N’allez pas croire que cette chronique est celle d’une série Z gore allemande tournée en VHS, parce que le film n’a vraiment rien à voir, pas plus que le titre n’est une fantaisie du distributeur français : Je veux manger ton pancréas est bien la traduction fidèle de Kimi no suizô o tabetai, qui, avant d’être le titre d’un film d’animation, était celui d’un roman puis d’un long métrage live, sorti en 2017. Et donc, l’histoire est aussi éloignée qu’on puisse l’être d’une production d’horreur : Sakura, lycéenne de 17 ans, se sait condamnée à court terme par une maladie. À part sa famille, nul n’est au courant, pas même sa meilleure amie Kyoko car elle refuse que celle-ci ne voie plus en elle qu’une morte en sursis.
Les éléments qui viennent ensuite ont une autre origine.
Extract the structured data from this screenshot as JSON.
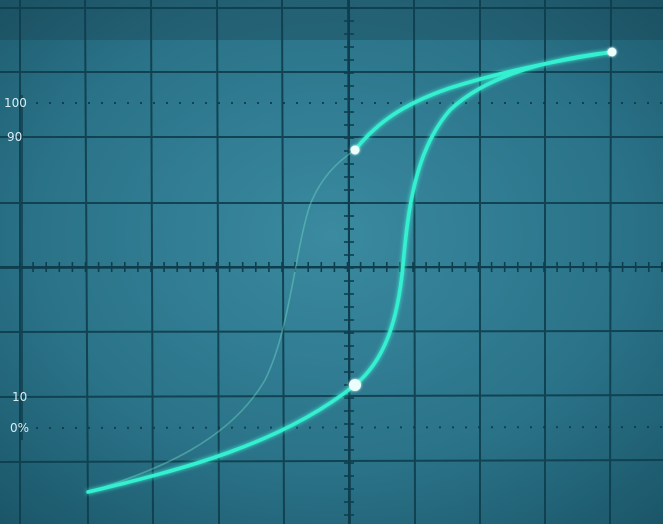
{
  "screen": {
    "labels": {
      "l100": "100",
      "l90": "90",
      "l10": "10",
      "l0": "0%"
    },
    "colors": {
      "screen": "#2a7288",
      "grid": "#0e3e4d",
      "trace": "#34f0d0",
      "dim_trace": "#6fd6c4",
      "label": "#d9eef3"
    }
  }
}
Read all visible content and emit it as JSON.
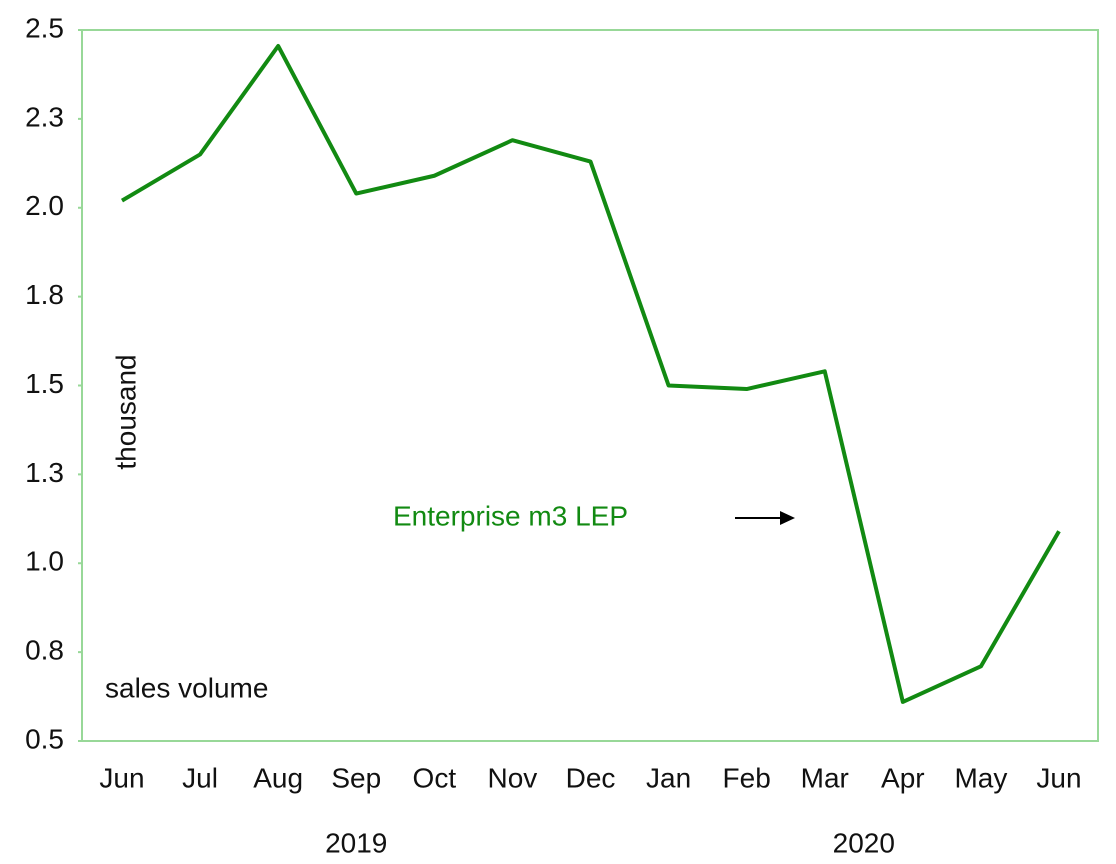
{
  "chart_data": {
    "type": "line",
    "categories": [
      "Jun",
      "Jul",
      "Aug",
      "Sep",
      "Oct",
      "Nov",
      "Dec",
      "Jan",
      "Feb",
      "Mar",
      "Apr",
      "May",
      "Jun"
    ],
    "x_groups": [
      {
        "label": "2019",
        "start": 0,
        "end": 6
      },
      {
        "label": "2020",
        "start": 7,
        "end": 12
      }
    ],
    "series": [
      {
        "name": "Enterprise m3 LEP",
        "color": "#128a12",
        "values": [
          2.02,
          2.15,
          2.455,
          2.04,
          2.09,
          2.19,
          2.13,
          1.5,
          1.49,
          1.54,
          0.61,
          0.71,
          1.09
        ]
      }
    ],
    "ylim": [
      0.5,
      2.5
    ],
    "yticks": [
      0.5,
      {
        "value": 0.75,
        "label": "0.8"
      },
      {
        "value": 1.0,
        "label": "1.0"
      },
      {
        "value": 1.25,
        "label": "1.3"
      },
      1.5,
      {
        "value": 1.75,
        "label": "1.8"
      },
      {
        "value": 2.0,
        "label": "2.0"
      },
      {
        "value": 2.25,
        "label": "2.3"
      },
      2.5
    ],
    "y_unit": "thousand",
    "y_label": "sales volume"
  }
}
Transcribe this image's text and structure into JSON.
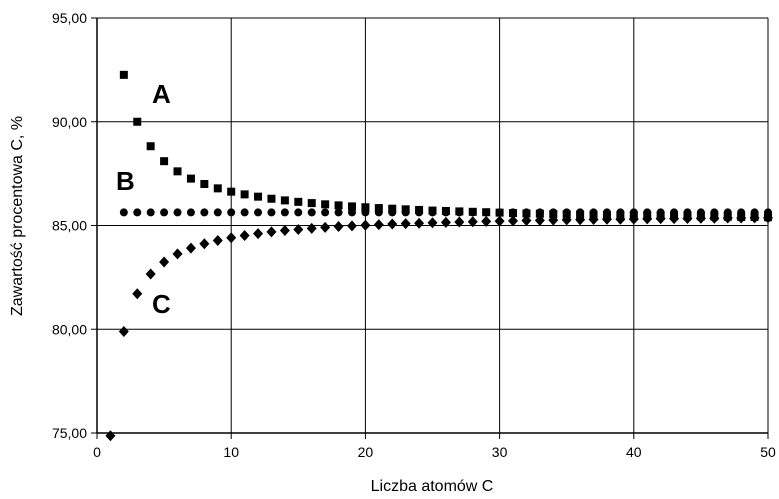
{
  "chart_data": {
    "type": "scatter",
    "xlabel": "Liczba atomów C",
    "ylabel": "Zawartość procentowa C, %",
    "xlim": [
      0,
      50
    ],
    "ylim": [
      75,
      95
    ],
    "x_ticks": [
      "0",
      "10",
      "20",
      "30",
      "40",
      "50"
    ],
    "y_ticks": [
      "75,00",
      "80,00",
      "85,00",
      "90,00",
      "95,00"
    ],
    "grid": true,
    "legend": "none",
    "series_labels": [
      "A",
      "B",
      "C"
    ],
    "series": [
      {
        "name": "A",
        "marker": "square",
        "x": [
          2,
          3,
          4,
          5,
          6,
          7,
          8,
          9,
          10,
          11,
          12,
          13,
          14,
          15,
          16,
          17,
          18,
          19,
          20,
          21,
          22,
          23,
          24,
          25,
          26,
          27,
          28,
          29,
          30,
          31,
          32,
          33,
          34,
          35,
          36,
          37,
          38,
          39,
          40,
          41,
          42,
          43,
          44,
          45,
          46,
          47,
          48,
          49,
          50
        ],
        "y": [
          92.26,
          90.0,
          88.82,
          88.1,
          87.61,
          87.26,
          87.0,
          86.79,
          86.63,
          86.5,
          86.39,
          86.29,
          86.21,
          86.14,
          86.08,
          86.02,
          85.97,
          85.92,
          85.88,
          85.84,
          85.81,
          85.78,
          85.75,
          85.72,
          85.7,
          85.68,
          85.66,
          85.64,
          85.62,
          85.6,
          85.58,
          85.57,
          85.55,
          85.54,
          85.53,
          85.52,
          85.5,
          85.49,
          85.48,
          85.47,
          85.46,
          85.45,
          85.44,
          85.44,
          85.43,
          85.42,
          85.41,
          85.41,
          85.4
        ]
      },
      {
        "name": "B",
        "marker": "circle",
        "x": [
          2,
          3,
          4,
          5,
          6,
          7,
          8,
          9,
          10,
          11,
          12,
          13,
          14,
          15,
          16,
          17,
          18,
          19,
          20,
          21,
          22,
          23,
          24,
          25,
          26,
          27,
          28,
          29,
          30,
          31,
          32,
          33,
          34,
          35,
          36,
          37,
          38,
          39,
          40,
          41,
          42,
          43,
          44,
          45,
          46,
          47,
          48,
          49,
          50
        ],
        "y": [
          85.63,
          85.63,
          85.63,
          85.63,
          85.63,
          85.63,
          85.63,
          85.63,
          85.63,
          85.63,
          85.63,
          85.63,
          85.63,
          85.63,
          85.63,
          85.63,
          85.63,
          85.63,
          85.63,
          85.63,
          85.63,
          85.63,
          85.63,
          85.63,
          85.63,
          85.63,
          85.63,
          85.63,
          85.63,
          85.63,
          85.63,
          85.63,
          85.63,
          85.63,
          85.63,
          85.63,
          85.63,
          85.63,
          85.63,
          85.63,
          85.63,
          85.63,
          85.63,
          85.63,
          85.63,
          85.63,
          85.63,
          85.63,
          85.63
        ]
      },
      {
        "name": "C",
        "marker": "diamond",
        "x": [
          1,
          2,
          3,
          4,
          5,
          6,
          7,
          8,
          9,
          10,
          11,
          12,
          13,
          14,
          15,
          16,
          17,
          18,
          19,
          20,
          21,
          22,
          23,
          24,
          25,
          26,
          27,
          28,
          29,
          30,
          31,
          32,
          33,
          34,
          35,
          36,
          37,
          38,
          39,
          40,
          41,
          42,
          43,
          44,
          45,
          46,
          47,
          48,
          49,
          50
        ],
        "y": [
          74.87,
          79.89,
          81.71,
          82.66,
          83.24,
          83.63,
          83.91,
          84.12,
          84.28,
          84.41,
          84.52,
          84.61,
          84.69,
          84.76,
          84.81,
          84.86,
          84.91,
          84.95,
          84.98,
          85.01,
          85.04,
          85.07,
          85.09,
          85.11,
          85.13,
          85.15,
          85.17,
          85.18,
          85.2,
          85.21,
          85.22,
          85.24,
          85.25,
          85.26,
          85.27,
          85.28,
          85.29,
          85.3,
          85.3,
          85.31,
          85.32,
          85.33,
          85.33,
          85.34,
          85.35,
          85.35,
          85.36,
          85.36,
          85.37,
          85.37
        ]
      }
    ]
  }
}
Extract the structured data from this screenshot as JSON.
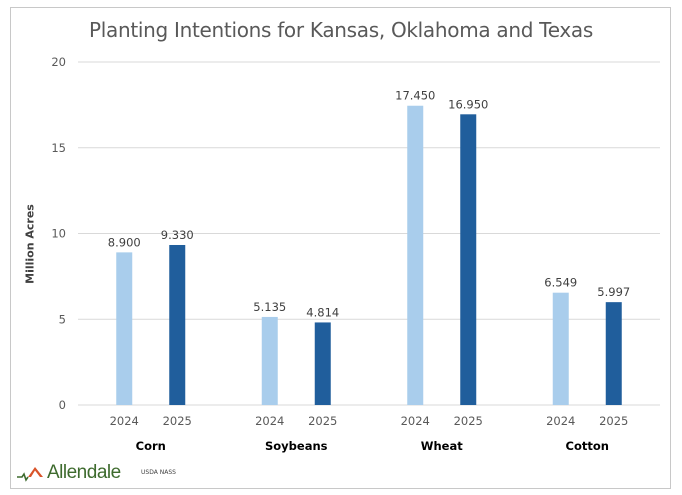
{
  "chart_data": {
    "type": "bar",
    "title": "Planting Intentions for Kansas, Oklahoma and Texas",
    "xlabel": "",
    "ylabel": "Million Acres",
    "ylim": [
      0,
      20
    ],
    "yticks": [
      0,
      5,
      10,
      15,
      20
    ],
    "grid": true,
    "categories": [
      "Corn",
      "Soybeans",
      "Wheat",
      "Cotton"
    ],
    "sub_categories": [
      "2024",
      "2025"
    ],
    "series": [
      {
        "name": "2024",
        "values": [
          8.9,
          5.135,
          17.45,
          6.549
        ],
        "labels": [
          "8.900",
          "5.135",
          "17.450",
          "6.549"
        ],
        "color": "#a9cdec"
      },
      {
        "name": "2025",
        "values": [
          9.33,
          4.814,
          16.95,
          5.997
        ],
        "labels": [
          "9.330",
          "4.814",
          "16.950",
          "5.997"
        ],
        "color": "#205e9c"
      }
    ],
    "legend": "none",
    "source": "USDA NASS"
  },
  "branding": {
    "logo_text": "Allendale",
    "logo_color": "#3e6b2e",
    "logo_accent": "#d9542a"
  },
  "colors": {
    "grid": "#d9d9d9",
    "axis": "#d9d9d9",
    "frame": "#c8c8c8"
  }
}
Un jour, pourtant, un de ses camarades de classe, un garçon solitaire qui n’adresse la parole à personne, apprend fortuitement la vérité sur l’état de santé de Sakura. Les deux adolescents sont désormais liés par un secret.

Le thème de l’amour condamné par la maladie n’a rien de nouveau, on a déjà vu cela dans d’autres livres, d’autres films (Love Story, bien sûr, et plus récemment Nos Étoiles contraires). Cependant Je veux manger ton pancréas — l’incongruité du titre disparaît à la vision du film — n’est pas une histoire d’amour. Le temps d’un printemps qu’ils vont traverser comme une vie en accéléré, Sakura et le garçon presque autiste (dont le prénom n’est délibérément révélé qu’à la fin) tissent un rapport privilégié, ni de la romance, ni de l’amitié, mais oscillant entre les deux. Pétillante, rieuse et sociable malgré l’ombre de la mort, Sakura est tombée sur un jeune de son âge qui existe à l’écart de la vie, reclus dans ses lectures et indifférent aux gens autour de lui. Alors elle choisit de consacrer ses derniers mois à cette relation singulière, grâce à laquelle le garçon apprendra à s’ouvrir aux autres et aux sentiments. À vivre, tout simplement.

L’histoire est triste, oui, mais aussi pertinente dans le contexte actuel de la civilisation japonaise, où l’isolement social est un autre mal, qui frappe de très nombreuses personnes. Le garçon taciturne est un « hikikomori » en puissance, et sa relation inattendue avec Sakura le sauve de ce destin d’infortune. Le personnage s’avère à l’occasion assez énervant par son manque d’allant, par son cœur comme engourdi, mais si on éprouve plus d’une fois l’envie de le secouer, c’est sans doute parce qu’on n’a pas la même bonté que la chaleureuse Sakura, sincèrement curieuse de le connaître et de l’apprivoiser (à ce titre, une référence explicite au Petit Prince de Saint-Exupéry apporte au film une dimension poétique supplémentaire). Une entreprise patiente d’autant plus poignante que le temps est justement ce qui manque à Sakura, qui sait qu’elle voit pour la dernière fois la beauté des cerisiers au printemps (« sakura » désigne aussi en japonais les fleurs du cerisier). Les nombreux plans sur les arbres en efflorescence sont magnifiques, ils viennent s’ajouter aux autres trésors du film (la scène des feux d’artifice, quel merveilleux moment !), et le décès de Sakura étant inévitable, le scénario trouve avec tact une solution pour épargner aux personnages, comme aux spectateurs, l’épreuve d’une agonie. Lorsque se met à défiler le générique de fin, attendez un peu avant de vous mettre en quête d’un gros paquet de mouchoirs pour éponger les larmes : une ultime scène arrive en toute fin de projection, et il ne faut pas la manquer.

Initialement prévu pour une sortie en salles en février dernier, Je veux manger ton pancréas ne sortira finalement pas au cinéma mais directement en DVD et bluray, le 24 juin 2020. Dommage pour les feux d’artifices, tant pis pour les cerisiers, que le public chanceux du festival « Les Saisons Hanabi » a quand même pu voir resplendir sur grand écran en mai 2019 (le film a fait l’objet de projections uniques dans des dizaines de petites et moyennes villes à travers toute la France).